At home, the lever Washington is reaching for is ownership. The administration is in talks to take a stake in OpenAI, with xAI and others engaged in the same conversation. It’s the newest move in a run of government stakes that already includes nearly 10% of Intel. Bernie Sanders wants to go much further. The problem with all of it is that a part-owner naturally wants the value to go up. A government that owns a slice of OpenAI has handed itself a reason to protect OpenAI, to prop it up if it stumbles, and to go easy when it writes the rules. Imagine the conflict you would see if the referee owned one of the teams. Owning a piece of the company does not change its incentives, it adopts them. The one power a government holds that no shareholder does is to change the incentives for everyone at once, to make the safe choice the cheap one, and you cannot do that from a seat on the cap table.
Washington is buying a slice; Beijing is building the whole supply chain. China is drafting a plan to spend nearly $300B over five years, wiring its data centers into one state-run national computing grid by 2028, with a rule that at least 80% of the hardware — AI chips included — be homemade, quietly evicting NVIDIA and AMD from the Chinese market. It is the purest owners-not-renters move there is — a country refusing to rent compute it could be cut off from — and also the hardest: You can mandate domestic silicon. You cannot mandate a fab into existence. SMIC is stuck near seven nanometers and running flat out, China’s own chip bosses admit they trail the frontier by five to ten years, and when DeepSeek tried to train on homegrown Huawei parts, it crawled back to NVIDIA. The bottleneck was never the money.

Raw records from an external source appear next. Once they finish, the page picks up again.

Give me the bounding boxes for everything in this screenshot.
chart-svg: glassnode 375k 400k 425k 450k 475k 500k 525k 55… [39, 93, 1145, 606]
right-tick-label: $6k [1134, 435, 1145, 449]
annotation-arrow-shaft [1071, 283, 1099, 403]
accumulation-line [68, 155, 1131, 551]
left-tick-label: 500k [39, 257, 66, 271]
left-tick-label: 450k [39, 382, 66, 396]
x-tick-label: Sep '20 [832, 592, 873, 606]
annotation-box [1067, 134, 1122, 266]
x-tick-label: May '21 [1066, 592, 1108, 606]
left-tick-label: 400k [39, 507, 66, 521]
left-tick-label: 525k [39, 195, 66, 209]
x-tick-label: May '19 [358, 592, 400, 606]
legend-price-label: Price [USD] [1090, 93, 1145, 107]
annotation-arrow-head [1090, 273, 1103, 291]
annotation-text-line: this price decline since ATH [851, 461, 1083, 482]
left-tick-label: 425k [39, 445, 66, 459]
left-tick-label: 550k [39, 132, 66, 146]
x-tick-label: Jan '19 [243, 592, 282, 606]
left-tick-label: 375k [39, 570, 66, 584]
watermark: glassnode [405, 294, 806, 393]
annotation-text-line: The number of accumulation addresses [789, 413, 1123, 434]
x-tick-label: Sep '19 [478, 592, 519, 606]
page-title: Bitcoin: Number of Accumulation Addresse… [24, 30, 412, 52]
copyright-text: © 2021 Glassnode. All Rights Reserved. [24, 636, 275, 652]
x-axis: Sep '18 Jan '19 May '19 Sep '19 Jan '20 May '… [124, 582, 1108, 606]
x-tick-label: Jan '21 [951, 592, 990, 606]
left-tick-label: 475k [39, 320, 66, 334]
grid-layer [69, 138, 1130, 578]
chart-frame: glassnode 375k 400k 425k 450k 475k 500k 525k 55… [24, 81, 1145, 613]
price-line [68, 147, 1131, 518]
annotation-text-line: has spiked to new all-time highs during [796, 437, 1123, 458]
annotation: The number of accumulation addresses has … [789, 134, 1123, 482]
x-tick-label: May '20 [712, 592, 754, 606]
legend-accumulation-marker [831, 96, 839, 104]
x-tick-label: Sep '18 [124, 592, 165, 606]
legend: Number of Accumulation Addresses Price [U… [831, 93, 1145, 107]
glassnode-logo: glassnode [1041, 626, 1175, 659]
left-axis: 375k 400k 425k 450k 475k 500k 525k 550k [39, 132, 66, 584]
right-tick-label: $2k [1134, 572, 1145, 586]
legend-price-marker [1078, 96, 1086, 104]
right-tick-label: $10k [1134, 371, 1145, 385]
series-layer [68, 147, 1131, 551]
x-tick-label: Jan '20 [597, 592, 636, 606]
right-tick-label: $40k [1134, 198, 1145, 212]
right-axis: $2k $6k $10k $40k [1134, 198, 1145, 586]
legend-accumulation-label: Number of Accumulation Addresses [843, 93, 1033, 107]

It’s the wafers.
The one government changing the incentives instead of buying a stake or building its own stack, is in Brussels. The EU’s new tech sovereignty package lets a public agency demand, in plain terms, where your data physically sits, whether a foreign government can reach it, who owns the company, even the nationality of the people running the servers. Both Washington’s shutdown order and Brussels’ strictest demands come down to who is allowed to hold the keys, which tells you the real fight was never open against closed. It’s who holds the keys — and whether you get to watch them turn.
Three from elsewhere, none about who owns what:
DeepMind’s AlphaProof Nexus cracked nine math problems that had stumped everyone for decades, two of them open more than 50 years, each proof checked line by line in Lean, a verifier that will not pass a step it cannot follow, so the machine could not bluff. Benchmarks grade answers; Lean grades steps.
Your old phone is still a computer, and Apple will now sell you one as a laptop: the MacBook Neo is a $599 Mac built around the A18 Pro, the chip out of the iPhone 16. Google Research and UC San Diego are wiring 2,000 retired Pixel phones into a cluster to cut campus carbon. Your junk drawer is a tiny stranded data center.
And, heaviest, GigaAI just sent 100 of its SeeLight S1 humanoids into real homes in Wuhan to chop vegetables and fold laundry, the first big home trial of a robot that does more than one thing. Everything above this line was software: You can copy it, switch it off, or smuggle it out on a laptop and watch it surface in Beijing by Monday. The next fight is about machines with hands, and you cannot squeeze one of those onto an 8GB card.